As New Yorkers begin the 2018 holiday shopping season, the State Division of Consumer Protection released a list on Nov. 20 with alerts warning consumers to be cautious for potential scammers looking to steal people’s personal information.
The list offers consumers advice, especially for shopping Black Friday and Cyber Monday sales, which ended Nov. 26.
New Yorkers have claimed total losses of $88.6 million resulting from cyber-related crimes, according to the FBI’s 2017 Internet Crime Report.
“The number one thing to do is make sure you buy from reputable sites,” University Assistant Chief of Police Eric Olsen said. “Sometimes there are sites that people tend to gravitate to because of the price. The reputable sites have a higher level of security and most importantly they can be held accountable.”
To prevent identity theft, the State Division of Consumer Protection recommends that shoppers check that their transactions occur over a secure connection. They also advise looking at the website’s URL — if the site begins with “https” instead of “http,” it means that communication is encrypted, and therefore more secure.
Olsen pointed out that there are many scam websites on the internet that send advertisements to people’s email addresses. To verify if a website is reputable, Olsen recommends to hover over the email’s sender and look closely at the address to see where it is from. Some email accounts have scam readers that can detect spam websites and keep them away from inboxes. Gmail, for instance, allows users to set filters to sort incoming mail, including spam.
“There’s so many ways to hide your identity on the internet and make it hard to track down. [Cyber criminals] will set up sites so that you can’t determine who put up that site, and you’re not able to track it down to a person,” Olsen said.

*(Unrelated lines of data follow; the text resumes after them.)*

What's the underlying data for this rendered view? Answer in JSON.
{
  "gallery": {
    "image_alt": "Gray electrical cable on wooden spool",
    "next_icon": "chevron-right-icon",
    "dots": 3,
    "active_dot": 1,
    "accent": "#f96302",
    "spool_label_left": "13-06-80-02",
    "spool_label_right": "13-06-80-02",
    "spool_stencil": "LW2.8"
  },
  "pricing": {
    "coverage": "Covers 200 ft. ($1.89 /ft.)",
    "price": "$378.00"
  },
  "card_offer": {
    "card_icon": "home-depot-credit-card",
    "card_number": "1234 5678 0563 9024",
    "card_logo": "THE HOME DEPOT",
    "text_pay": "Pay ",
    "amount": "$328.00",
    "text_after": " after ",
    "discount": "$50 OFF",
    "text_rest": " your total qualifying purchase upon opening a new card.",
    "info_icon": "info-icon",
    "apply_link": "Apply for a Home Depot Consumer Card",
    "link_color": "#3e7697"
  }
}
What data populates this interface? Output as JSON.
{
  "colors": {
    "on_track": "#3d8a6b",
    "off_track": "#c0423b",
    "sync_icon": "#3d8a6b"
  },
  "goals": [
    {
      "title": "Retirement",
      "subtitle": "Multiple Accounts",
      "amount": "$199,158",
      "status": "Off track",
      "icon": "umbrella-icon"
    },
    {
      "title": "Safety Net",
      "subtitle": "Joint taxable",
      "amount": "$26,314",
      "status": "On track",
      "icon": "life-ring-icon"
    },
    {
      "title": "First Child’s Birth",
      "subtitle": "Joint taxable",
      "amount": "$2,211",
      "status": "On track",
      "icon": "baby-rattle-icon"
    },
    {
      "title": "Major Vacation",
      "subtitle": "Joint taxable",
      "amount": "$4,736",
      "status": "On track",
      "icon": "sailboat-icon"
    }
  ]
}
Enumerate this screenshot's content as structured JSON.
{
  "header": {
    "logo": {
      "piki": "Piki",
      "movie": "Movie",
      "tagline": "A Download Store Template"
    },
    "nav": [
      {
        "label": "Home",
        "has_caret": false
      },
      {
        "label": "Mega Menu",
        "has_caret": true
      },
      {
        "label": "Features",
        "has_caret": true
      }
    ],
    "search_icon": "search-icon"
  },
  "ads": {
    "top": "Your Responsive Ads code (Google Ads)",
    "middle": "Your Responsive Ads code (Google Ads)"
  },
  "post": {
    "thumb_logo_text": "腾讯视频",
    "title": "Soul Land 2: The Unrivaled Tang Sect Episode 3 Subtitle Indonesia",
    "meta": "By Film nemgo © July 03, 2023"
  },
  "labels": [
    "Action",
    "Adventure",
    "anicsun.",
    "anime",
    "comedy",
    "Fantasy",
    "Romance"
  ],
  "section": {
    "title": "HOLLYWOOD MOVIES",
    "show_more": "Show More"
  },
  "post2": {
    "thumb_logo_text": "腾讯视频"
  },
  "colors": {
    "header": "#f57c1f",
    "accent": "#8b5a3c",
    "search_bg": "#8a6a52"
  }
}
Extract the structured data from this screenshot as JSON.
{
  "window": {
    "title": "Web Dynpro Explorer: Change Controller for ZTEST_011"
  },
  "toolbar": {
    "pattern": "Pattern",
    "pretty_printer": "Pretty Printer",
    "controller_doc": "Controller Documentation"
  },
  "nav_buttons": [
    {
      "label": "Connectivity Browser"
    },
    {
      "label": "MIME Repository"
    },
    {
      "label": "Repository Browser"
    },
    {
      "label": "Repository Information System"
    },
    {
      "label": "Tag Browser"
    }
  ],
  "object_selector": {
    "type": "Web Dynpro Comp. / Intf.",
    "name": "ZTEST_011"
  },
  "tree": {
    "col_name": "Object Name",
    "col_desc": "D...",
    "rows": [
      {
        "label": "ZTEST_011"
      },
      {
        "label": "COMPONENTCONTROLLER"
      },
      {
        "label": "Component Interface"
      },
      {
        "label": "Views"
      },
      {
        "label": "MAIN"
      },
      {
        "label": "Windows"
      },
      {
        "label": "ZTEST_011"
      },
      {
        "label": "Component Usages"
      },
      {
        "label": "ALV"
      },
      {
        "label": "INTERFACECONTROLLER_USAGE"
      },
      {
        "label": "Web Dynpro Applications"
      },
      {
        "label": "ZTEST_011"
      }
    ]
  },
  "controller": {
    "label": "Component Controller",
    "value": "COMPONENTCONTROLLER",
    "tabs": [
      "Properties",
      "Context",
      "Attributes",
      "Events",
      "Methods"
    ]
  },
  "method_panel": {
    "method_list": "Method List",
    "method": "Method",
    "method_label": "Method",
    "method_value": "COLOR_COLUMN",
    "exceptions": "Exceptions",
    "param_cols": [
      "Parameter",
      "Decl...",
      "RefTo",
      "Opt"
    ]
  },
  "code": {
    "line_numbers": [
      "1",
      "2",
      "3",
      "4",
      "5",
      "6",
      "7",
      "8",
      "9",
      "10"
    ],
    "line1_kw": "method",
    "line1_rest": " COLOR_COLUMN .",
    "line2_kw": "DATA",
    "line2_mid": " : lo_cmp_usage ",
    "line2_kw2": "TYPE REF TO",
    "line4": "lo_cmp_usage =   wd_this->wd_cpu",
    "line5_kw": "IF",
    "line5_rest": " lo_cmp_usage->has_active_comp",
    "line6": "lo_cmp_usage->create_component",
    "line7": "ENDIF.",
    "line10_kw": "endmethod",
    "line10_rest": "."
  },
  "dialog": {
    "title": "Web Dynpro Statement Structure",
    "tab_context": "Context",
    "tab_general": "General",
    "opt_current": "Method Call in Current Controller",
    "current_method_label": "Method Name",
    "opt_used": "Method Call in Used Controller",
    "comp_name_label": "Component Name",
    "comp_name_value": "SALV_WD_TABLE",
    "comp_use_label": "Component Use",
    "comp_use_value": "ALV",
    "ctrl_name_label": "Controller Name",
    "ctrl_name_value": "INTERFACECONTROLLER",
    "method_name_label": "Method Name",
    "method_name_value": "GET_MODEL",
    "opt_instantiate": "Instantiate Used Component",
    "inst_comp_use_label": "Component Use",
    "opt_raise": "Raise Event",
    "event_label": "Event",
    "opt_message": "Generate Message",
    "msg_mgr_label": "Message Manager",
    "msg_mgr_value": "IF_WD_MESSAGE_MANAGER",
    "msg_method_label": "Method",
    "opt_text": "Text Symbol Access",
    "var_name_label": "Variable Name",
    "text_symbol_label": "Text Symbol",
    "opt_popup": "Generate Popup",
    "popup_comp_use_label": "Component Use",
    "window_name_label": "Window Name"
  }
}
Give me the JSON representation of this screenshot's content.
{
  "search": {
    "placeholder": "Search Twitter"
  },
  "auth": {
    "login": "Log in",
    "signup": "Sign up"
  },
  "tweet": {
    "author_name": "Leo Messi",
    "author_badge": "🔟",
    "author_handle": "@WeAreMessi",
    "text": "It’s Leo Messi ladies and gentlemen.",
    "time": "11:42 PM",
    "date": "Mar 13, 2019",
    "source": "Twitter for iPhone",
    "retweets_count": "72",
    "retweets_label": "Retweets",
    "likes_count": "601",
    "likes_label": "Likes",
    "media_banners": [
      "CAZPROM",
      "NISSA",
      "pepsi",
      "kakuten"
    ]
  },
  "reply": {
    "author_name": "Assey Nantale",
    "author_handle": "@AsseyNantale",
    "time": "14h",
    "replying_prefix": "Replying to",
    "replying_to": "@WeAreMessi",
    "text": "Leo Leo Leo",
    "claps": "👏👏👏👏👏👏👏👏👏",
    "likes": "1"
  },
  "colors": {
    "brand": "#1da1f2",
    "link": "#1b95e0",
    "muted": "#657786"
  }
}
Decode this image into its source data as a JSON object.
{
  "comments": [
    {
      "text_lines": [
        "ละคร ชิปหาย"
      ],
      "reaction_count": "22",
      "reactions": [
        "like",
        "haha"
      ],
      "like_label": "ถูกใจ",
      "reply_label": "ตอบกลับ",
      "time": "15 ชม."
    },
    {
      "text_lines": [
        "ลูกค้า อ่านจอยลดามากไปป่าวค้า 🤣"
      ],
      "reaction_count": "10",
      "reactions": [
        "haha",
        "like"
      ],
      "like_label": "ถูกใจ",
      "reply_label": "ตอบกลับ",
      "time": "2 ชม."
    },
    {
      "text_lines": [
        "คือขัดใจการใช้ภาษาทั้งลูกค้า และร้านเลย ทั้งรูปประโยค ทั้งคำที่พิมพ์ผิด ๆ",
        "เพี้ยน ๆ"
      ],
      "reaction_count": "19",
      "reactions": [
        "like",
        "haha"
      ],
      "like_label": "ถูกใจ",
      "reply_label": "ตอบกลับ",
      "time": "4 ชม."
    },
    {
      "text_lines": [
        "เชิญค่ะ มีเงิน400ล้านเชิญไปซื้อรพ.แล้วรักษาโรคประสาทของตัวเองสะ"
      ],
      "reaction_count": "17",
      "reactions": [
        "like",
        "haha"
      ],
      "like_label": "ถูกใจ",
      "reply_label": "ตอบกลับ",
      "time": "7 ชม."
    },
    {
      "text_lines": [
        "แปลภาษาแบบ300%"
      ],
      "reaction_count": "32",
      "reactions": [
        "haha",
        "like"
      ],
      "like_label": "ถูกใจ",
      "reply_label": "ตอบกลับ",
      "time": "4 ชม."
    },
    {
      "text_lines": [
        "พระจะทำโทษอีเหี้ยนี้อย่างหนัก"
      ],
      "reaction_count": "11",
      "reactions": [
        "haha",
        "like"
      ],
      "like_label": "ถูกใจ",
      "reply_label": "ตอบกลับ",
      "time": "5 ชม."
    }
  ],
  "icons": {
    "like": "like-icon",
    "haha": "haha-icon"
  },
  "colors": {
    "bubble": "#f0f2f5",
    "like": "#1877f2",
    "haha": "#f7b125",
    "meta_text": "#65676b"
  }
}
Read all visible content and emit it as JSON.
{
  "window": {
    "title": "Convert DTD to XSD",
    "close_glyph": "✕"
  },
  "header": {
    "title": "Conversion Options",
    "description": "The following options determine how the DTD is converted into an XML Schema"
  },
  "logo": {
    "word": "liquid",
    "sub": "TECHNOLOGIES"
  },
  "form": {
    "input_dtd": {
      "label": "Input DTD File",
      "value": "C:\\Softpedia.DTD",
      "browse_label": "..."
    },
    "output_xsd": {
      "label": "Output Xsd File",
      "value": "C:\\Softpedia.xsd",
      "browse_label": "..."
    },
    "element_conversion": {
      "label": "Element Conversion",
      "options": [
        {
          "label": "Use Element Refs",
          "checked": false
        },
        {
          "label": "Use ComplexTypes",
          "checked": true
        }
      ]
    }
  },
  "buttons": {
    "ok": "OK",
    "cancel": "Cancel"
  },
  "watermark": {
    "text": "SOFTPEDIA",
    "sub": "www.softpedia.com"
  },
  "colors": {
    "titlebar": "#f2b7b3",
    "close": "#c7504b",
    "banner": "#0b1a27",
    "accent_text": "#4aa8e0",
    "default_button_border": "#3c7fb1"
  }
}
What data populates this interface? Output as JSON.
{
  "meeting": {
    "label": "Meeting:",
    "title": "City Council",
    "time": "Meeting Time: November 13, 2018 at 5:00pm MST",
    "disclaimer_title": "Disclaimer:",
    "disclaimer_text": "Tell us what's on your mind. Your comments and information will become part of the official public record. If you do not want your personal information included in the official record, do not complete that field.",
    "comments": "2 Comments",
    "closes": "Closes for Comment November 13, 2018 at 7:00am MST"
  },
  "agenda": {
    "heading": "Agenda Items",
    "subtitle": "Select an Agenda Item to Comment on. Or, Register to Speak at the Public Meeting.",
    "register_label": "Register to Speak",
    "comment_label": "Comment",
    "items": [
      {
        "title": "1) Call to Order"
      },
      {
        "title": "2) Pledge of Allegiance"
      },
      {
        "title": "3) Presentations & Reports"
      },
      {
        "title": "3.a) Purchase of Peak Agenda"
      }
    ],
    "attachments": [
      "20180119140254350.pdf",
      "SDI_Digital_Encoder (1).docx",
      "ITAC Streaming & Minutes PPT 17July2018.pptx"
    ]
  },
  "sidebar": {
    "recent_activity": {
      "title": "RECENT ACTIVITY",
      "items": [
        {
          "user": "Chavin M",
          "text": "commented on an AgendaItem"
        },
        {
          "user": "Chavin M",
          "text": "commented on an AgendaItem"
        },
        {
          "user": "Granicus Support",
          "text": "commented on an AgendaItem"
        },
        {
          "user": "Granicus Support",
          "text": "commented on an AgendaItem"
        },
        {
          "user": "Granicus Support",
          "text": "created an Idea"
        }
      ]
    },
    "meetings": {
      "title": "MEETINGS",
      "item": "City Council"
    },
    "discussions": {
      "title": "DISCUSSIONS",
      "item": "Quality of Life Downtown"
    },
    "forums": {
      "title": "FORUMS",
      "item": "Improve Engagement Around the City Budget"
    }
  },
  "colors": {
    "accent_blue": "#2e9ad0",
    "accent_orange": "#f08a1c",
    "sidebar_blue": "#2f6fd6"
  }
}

The Division of Consumer of Protection also said people should be cautious about gift cards. In the same report, they advised consumers to always read the fine print on their cards and check to see if they contain any hidden fees or use restrictions. They also recommend that shoppers check to see if the gift card’s packaging is intact. Consumers should be wary about buying gift cards from third party sellers or online auctions.
The release said not to purchase things with or do anything regarding personal banking on public computers or public Wi-Fi. Public computers may contain malicious software and identity thieves have the ability to intercept traffic on public wireless networks and steal credit card information or other data.